La frittella la possiamo definire come la sintesi della Primavera nel piatto. È la celebrazione dei frutti che la terra ci offre in questo periodo: fave, piselli, carciofi e cipollotti freschi, legati insieme da una soluzione agrodolce di aceto e zucchero, retaggio della cucina araba. Esiste anche una variante ennese che prevede l’aggiunta del finocchietto selvatico.

Senza l’agrodolce può diventare anche un ottimo condimento per la pasta, aggiungendo qualche fogliolina di menta o di prezzemolo.
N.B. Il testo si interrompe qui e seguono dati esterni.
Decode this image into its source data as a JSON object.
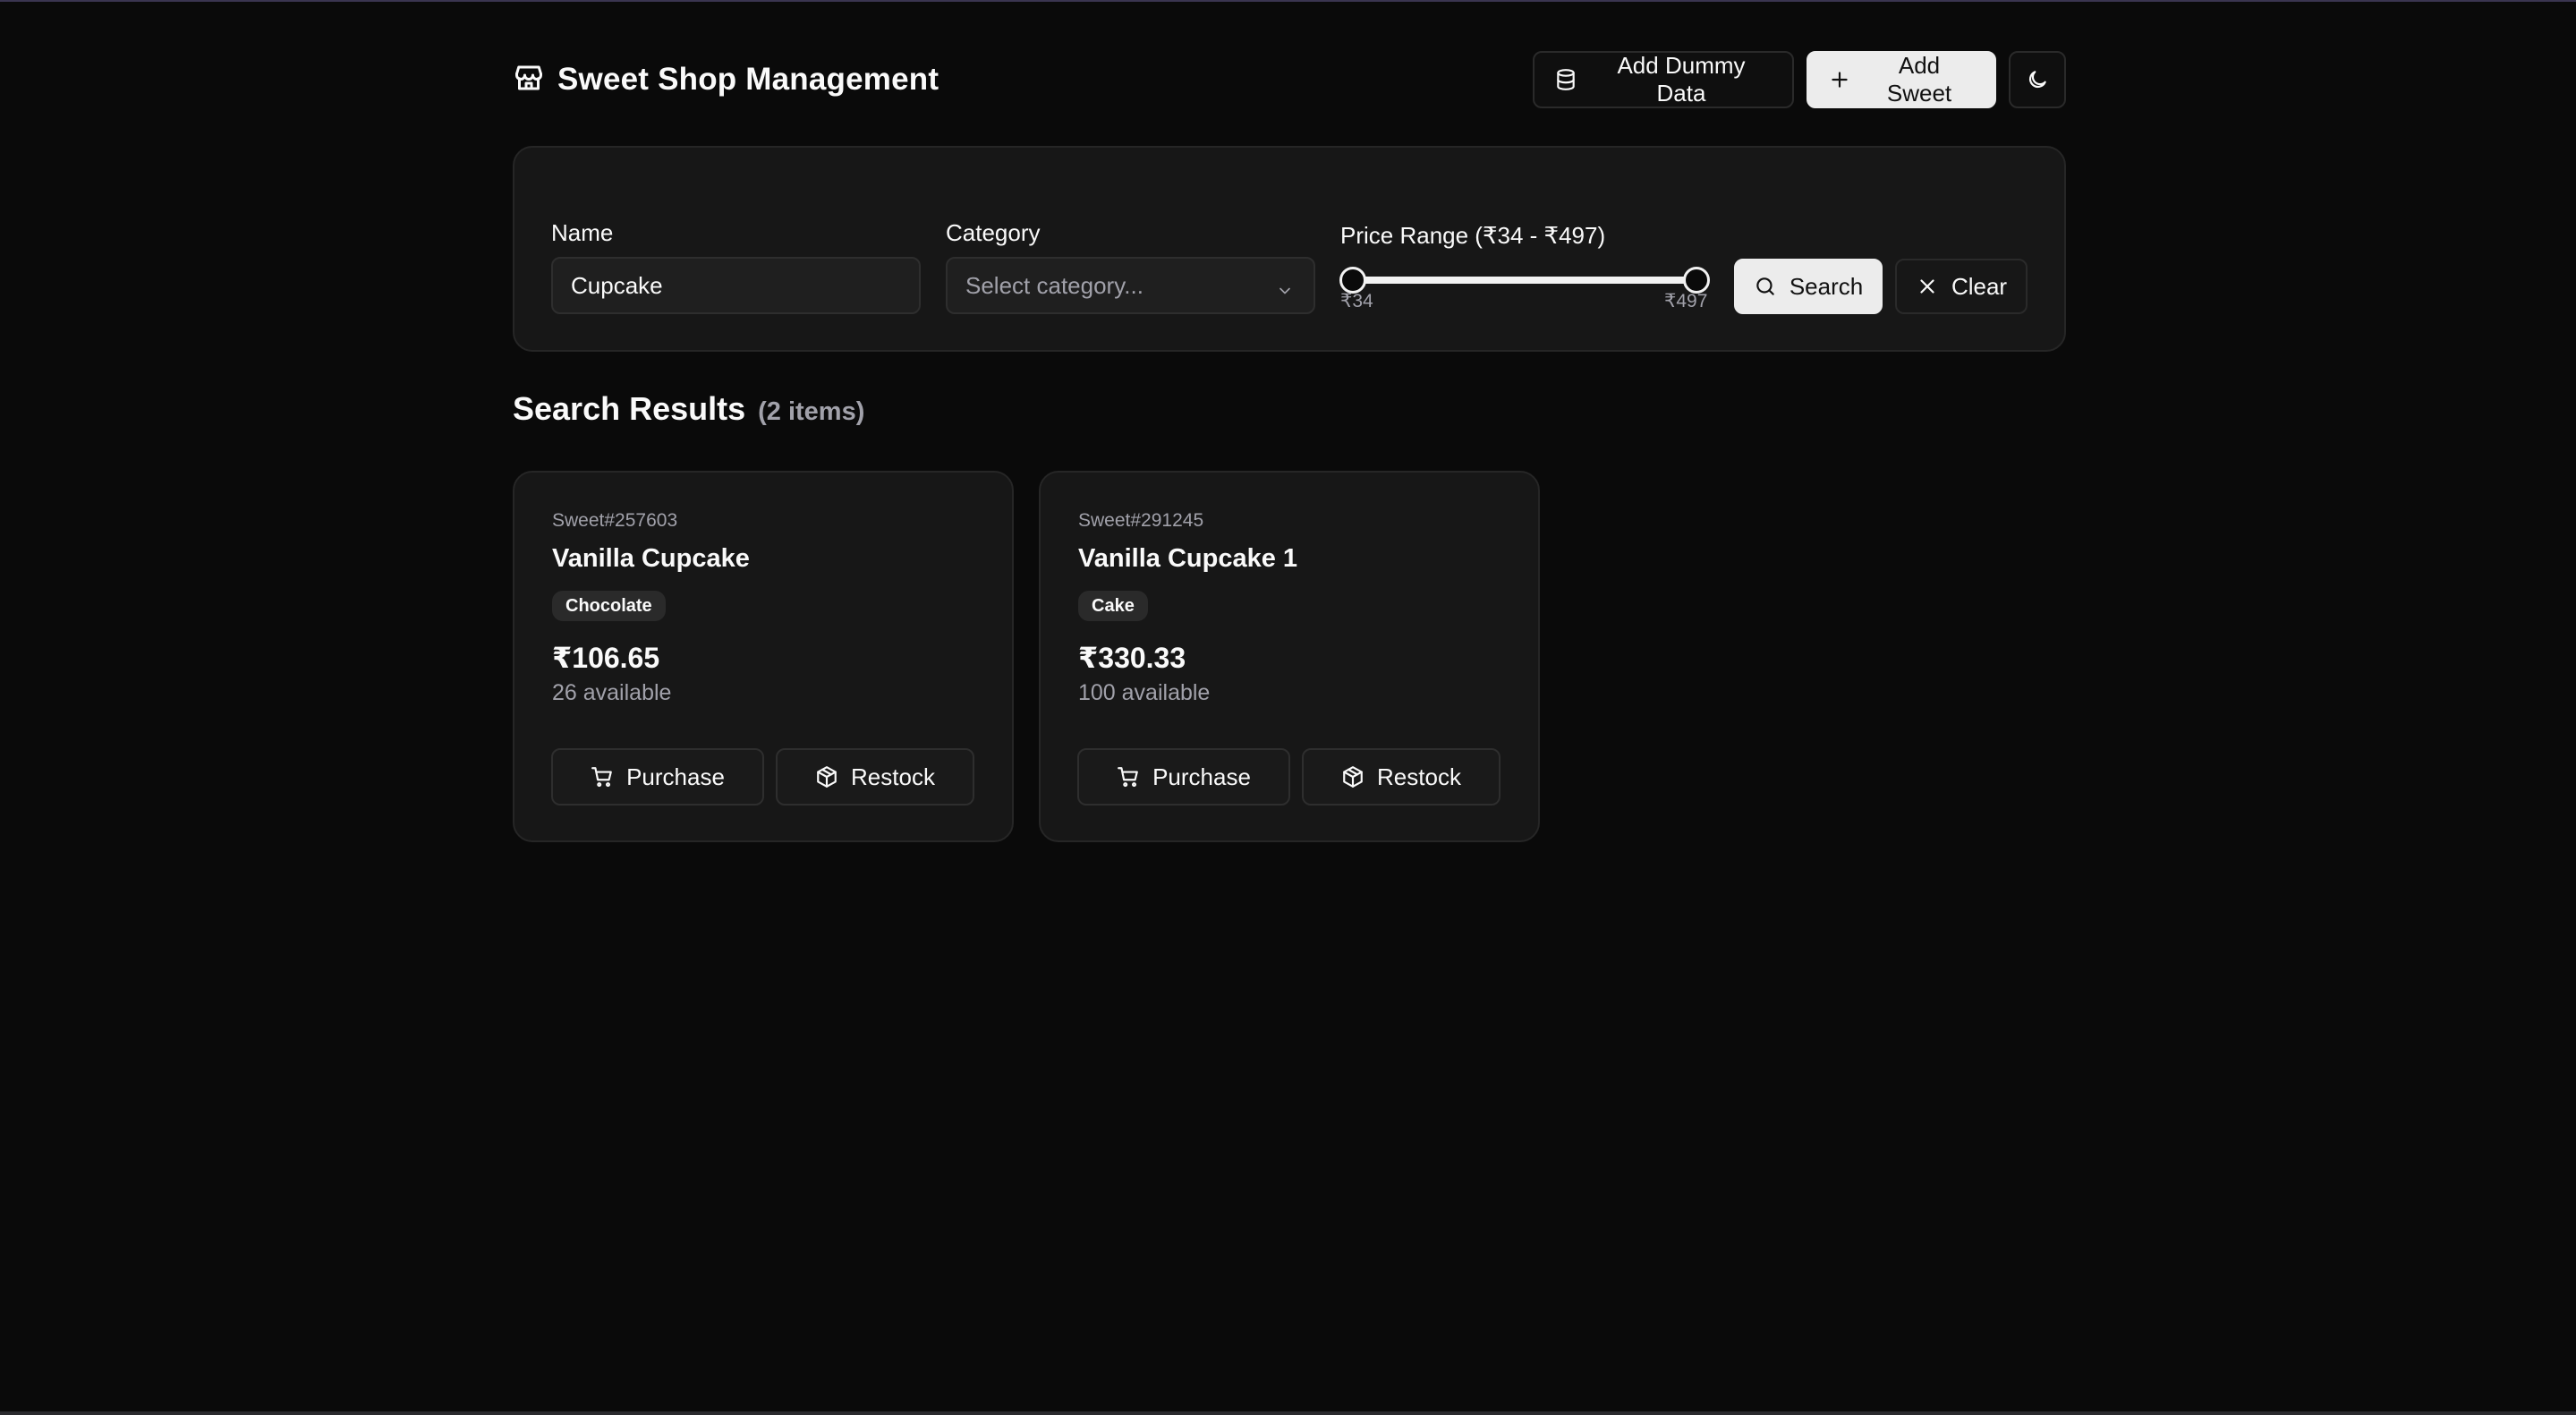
{
  "app": {
    "title": "Sweet Shop Management"
  },
  "header": {
    "add_dummy_label": "Add Dummy Data",
    "add_sweet_label": "Add Sweet",
    "theme_icon": "moon-icon"
  },
  "filters": {
    "name_label": "Name",
    "name_value": "Cupcake",
    "category_label": "Category",
    "category_placeholder": "Select category...",
    "price_label": "Price Range (₹34 - ₹497)",
    "price_min_label": "₹34",
    "price_max_label": "₹497",
    "price_range": {
      "min": 34,
      "max": 497,
      "selected_min": 34,
      "selected_max": 497
    },
    "search_label": "Search",
    "clear_label": "Clear"
  },
  "results": {
    "title": "Search Results",
    "count_label": "(2 items)",
    "items": [
      {
        "id": "Sweet#257603",
        "name": "Vanilla Cupcake",
        "category": "Chocolate",
        "price": "₹106.65",
        "stock": "26 available",
        "purchase_label": "Purchase",
        "restock_label": "Restock"
      },
      {
        "id": "Sweet#291245",
        "name": "Vanilla Cupcake 1",
        "category": "Cake",
        "price": "₹330.33",
        "stock": "100 available",
        "purchase_label": "Purchase",
        "restock_label": "Restock"
      }
    ]
  },
  "colors": {
    "background": "#0a0a0a",
    "card": "#171717",
    "border": "#262626",
    "muted_text": "#a1a1aa",
    "primary_button": "#ececec"
  }
}
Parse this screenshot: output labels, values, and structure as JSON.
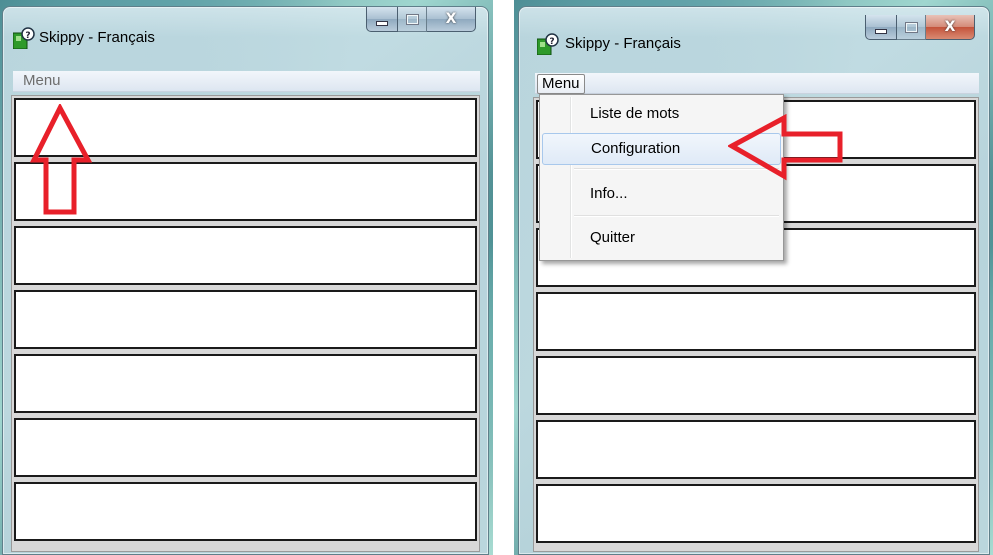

Anche per questo piatto vale la regola secondo cui “ne esistono tante versioni quante sono le famiglie che la preparano”. Ecco la mia.

venerdì 4 marzo 2016

'A pasta "a milanisa" o con l'anciova


A chi, come me, è nato e cresciuto a Palermo, sarà capitato almeno una volta nella vita di ritrovarsi di giorno tra i vicoli del centro storico. I panni stesi con le lenzuola che sventolano come grandi bandiere, i bambini che ancora giocano per strada, i gatti randagi che gironzolano sornioni alla ricerca di qualcosa da mangiare, gli odori dolci e pungenti che dalle cucine si riversano nelle strette strade tortuose e si diffondono prepotenti nell'aria, le donne che vocìano da finestra a finestra mentre spicciano i lavori di casa e, soprattutto, cucinano per il pranzo. “Pina, ma comu a fai a pasta st’innata? C’è un ciavuru!”. “Nie’, oggi fazzu cose spiccie. Staju facennu a Milanisa”.

Lo so cosa vi state chiedendo: una palermitana che fa la pasta alla milanese? Ebbene si! Dopo attimi di disorientamento che colpirono anche me la prima volta che lo sentii - non riuscivo a spiegarmi perché una palermitana avesse dovuto preparare la pasta come a Milano - mia nonna Nella mi spiegò che era la pasta con l'anciova[1], uno dei primi più famosi della cucina siciliana. Un piatto gustoso, fatto con le acciughe salate, l’estratto di pomodoro, passolina e pinoli[2] e la muddica atturrata (pangrattato tostato), il formaggio dei poveri.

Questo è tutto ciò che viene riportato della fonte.